Mumbai: LIC employees plan to observe a two-hour walk-out strike on 4 August to protest against the LIC (Amendment) Bill, 2009, introduced by the finance minister in the Lok Sabha on Friday, a senior office-bearer of an employees association said.
“We are observing a two-hour nation-wide walk-out strike on 4 August, opposing the LIC Amendment Bill introduced in the Lok Sabha. Around 70,000 employees from 2,048 centres will go strike,” All India Insurance Employees’ Association general secretary K Venu Gopal said.
The Bill says that the minimum capital of LIC would be increased from the present Rs5 crore to Rs100 crore.
“There is no need for this as the Corporation has been doing its expansion from its internal resources for the last 56-years without Government support,” Gopal said.
According to IRDA, insurance companies registered after 1999 are expected to have a capital base of Rs100 crore but since LIC was registered in 1956, it does not require to increase its paid-up capital to Rs100-crore, he said.
He further alleged that increase in the paid-up capital to Rs100 crore could be a precursor to disinvestment as Rs5 crore is a very small amount for disinvestment.
“Today, LIC has Rs1,17,000-crore excess assets over liabilities and so it does not require any additional capital,“ Gopal said.
“The intention of the government is very clear - to privatise the most succesful financial institution,” he alleged.
The Bill seeks to provide government guarantee on policies selectively from time-to-time.
“LIC is capable of meeting all its claims. During natural calamities like the Gujarat earthquake and the tsunami too, it has never taken help from the Government for claim settlement. The Government guarantee was never a burden on the Government,” Gopal said.

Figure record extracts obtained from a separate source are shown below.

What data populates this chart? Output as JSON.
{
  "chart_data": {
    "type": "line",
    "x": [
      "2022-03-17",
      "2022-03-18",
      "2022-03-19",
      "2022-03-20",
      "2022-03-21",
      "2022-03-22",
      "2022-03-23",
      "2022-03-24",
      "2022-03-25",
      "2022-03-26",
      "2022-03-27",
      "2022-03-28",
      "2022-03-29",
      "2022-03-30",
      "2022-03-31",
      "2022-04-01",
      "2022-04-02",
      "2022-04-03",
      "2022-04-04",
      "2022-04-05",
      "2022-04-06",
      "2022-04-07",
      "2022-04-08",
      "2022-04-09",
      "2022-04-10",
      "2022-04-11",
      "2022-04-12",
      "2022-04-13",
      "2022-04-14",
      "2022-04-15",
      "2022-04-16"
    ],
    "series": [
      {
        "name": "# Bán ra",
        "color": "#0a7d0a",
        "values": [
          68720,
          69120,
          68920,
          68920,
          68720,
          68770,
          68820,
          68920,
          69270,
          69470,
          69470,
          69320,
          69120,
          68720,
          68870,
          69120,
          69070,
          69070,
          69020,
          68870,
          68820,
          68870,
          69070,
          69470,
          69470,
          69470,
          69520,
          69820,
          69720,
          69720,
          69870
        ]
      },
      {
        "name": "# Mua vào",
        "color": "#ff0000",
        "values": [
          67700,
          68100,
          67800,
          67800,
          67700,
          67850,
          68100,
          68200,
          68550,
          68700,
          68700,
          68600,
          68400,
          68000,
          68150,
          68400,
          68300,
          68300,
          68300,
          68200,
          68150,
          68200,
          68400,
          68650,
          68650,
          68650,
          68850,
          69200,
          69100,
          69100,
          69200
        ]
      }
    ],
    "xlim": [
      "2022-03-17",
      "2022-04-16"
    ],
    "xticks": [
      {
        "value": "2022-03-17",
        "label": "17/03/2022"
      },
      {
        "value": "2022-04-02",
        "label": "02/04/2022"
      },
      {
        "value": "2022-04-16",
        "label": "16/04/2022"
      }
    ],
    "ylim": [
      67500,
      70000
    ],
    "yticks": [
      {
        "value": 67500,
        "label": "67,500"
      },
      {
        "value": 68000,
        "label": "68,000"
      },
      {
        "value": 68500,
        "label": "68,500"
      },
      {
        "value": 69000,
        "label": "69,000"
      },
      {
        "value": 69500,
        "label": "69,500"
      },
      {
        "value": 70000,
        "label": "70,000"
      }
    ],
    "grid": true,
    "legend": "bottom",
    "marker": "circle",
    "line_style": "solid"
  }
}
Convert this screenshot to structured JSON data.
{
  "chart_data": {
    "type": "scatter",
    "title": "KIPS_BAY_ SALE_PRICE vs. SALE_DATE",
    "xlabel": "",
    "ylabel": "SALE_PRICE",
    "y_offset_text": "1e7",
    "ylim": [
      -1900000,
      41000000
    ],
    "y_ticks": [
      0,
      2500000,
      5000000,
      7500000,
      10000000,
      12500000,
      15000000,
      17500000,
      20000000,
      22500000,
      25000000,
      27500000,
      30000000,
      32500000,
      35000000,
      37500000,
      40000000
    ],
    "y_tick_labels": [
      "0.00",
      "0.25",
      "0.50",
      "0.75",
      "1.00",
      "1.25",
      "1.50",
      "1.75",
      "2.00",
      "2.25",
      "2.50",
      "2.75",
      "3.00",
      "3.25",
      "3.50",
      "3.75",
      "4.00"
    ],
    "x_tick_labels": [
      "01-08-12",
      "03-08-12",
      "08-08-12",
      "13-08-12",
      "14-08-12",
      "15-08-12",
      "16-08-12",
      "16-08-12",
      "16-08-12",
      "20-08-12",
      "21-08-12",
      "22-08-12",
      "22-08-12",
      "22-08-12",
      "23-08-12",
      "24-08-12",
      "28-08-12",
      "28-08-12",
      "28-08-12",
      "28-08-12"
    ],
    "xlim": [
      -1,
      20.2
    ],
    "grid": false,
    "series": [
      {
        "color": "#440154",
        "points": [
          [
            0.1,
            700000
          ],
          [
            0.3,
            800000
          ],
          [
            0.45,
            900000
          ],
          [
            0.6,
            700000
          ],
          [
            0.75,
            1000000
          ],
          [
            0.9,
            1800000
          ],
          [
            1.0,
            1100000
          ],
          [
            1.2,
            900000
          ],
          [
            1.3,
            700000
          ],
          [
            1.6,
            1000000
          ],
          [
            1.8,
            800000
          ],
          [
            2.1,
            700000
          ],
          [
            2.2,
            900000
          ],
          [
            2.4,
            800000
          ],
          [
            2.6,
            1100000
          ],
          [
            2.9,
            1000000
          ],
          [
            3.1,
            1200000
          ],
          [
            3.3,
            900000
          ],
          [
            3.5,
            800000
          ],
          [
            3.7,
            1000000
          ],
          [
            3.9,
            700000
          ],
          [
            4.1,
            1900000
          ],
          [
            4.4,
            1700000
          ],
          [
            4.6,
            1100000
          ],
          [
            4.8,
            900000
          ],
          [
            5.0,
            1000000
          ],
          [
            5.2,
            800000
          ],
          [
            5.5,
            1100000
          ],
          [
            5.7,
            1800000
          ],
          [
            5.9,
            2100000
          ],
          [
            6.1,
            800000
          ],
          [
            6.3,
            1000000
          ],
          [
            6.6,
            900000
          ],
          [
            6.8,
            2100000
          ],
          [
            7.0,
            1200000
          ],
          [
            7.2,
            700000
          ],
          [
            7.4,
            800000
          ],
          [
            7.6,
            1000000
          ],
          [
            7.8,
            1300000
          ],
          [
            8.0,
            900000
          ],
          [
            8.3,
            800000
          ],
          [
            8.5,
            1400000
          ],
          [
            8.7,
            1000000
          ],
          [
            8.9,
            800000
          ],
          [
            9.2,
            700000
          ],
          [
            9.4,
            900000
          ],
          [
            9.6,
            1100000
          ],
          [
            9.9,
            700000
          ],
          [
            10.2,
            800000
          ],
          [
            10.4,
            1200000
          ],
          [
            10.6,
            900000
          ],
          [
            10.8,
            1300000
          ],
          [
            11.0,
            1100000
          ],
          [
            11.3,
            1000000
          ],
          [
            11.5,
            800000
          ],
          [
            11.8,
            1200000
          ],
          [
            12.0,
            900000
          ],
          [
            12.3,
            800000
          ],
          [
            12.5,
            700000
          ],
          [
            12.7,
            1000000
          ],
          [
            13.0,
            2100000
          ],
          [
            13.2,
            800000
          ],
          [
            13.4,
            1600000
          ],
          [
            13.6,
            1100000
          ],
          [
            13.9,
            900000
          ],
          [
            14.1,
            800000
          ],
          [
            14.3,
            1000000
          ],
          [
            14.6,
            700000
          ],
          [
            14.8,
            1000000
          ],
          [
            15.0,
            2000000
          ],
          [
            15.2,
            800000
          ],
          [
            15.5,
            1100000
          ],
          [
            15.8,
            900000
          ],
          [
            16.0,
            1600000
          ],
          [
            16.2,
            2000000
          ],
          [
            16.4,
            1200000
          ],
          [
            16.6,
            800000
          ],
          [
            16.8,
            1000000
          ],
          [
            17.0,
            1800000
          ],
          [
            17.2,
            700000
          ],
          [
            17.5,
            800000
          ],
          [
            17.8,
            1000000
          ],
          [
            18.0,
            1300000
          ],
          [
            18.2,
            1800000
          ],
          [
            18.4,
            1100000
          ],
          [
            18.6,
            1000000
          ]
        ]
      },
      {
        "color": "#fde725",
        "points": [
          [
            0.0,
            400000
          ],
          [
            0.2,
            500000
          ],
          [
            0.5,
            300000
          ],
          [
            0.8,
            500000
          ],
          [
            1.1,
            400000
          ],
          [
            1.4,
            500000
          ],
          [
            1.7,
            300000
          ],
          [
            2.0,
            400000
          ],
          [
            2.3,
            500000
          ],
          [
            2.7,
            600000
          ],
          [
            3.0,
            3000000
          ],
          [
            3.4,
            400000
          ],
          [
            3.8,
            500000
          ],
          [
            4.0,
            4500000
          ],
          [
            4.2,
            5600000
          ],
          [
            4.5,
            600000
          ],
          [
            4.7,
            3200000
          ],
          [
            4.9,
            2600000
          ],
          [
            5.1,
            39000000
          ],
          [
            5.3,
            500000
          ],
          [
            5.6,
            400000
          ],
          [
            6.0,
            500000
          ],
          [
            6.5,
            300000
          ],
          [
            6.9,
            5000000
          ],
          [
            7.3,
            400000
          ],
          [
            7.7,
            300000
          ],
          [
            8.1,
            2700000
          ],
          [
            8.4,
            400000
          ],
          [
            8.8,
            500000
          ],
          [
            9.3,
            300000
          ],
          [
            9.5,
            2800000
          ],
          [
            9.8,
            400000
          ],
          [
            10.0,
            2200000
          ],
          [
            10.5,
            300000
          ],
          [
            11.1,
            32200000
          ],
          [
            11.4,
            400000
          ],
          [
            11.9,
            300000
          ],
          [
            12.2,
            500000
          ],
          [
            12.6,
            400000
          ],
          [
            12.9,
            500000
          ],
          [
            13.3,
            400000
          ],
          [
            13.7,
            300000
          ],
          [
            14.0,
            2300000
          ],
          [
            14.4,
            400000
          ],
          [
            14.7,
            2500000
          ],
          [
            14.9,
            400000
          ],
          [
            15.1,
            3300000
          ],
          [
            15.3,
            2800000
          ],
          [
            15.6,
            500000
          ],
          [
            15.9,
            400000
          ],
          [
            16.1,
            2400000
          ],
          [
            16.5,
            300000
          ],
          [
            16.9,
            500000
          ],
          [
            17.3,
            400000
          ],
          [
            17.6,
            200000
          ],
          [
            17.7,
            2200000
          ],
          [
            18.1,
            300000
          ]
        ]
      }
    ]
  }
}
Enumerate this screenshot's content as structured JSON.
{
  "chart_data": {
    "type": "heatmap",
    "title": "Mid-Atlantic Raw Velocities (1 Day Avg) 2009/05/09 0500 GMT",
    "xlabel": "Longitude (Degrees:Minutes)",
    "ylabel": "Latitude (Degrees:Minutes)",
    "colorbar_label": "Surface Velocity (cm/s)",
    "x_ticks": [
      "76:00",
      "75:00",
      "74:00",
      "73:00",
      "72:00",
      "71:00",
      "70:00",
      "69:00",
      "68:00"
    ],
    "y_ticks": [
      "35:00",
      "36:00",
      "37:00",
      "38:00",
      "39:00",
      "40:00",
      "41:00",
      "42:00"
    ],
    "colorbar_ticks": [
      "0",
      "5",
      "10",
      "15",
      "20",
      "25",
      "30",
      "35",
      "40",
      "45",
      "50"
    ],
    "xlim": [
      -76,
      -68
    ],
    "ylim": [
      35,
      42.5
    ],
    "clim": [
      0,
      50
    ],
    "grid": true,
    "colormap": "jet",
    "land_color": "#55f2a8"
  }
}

If sovereign guarantee was withdrawn, the confidence of 26-crore (LIC) policy holders would be affected, he said.
The Bill also states changing the pattern of valuation surplus distribution.
“Presently, LIC every year pays 95% of the surplus to policy-holders and 5% to the Government. The Bill seeks to change this pattern to 90% for policy-holders and 10% to the Government,” Gopal said.
“We object reduction in surplus distribution to policy holders,” he said.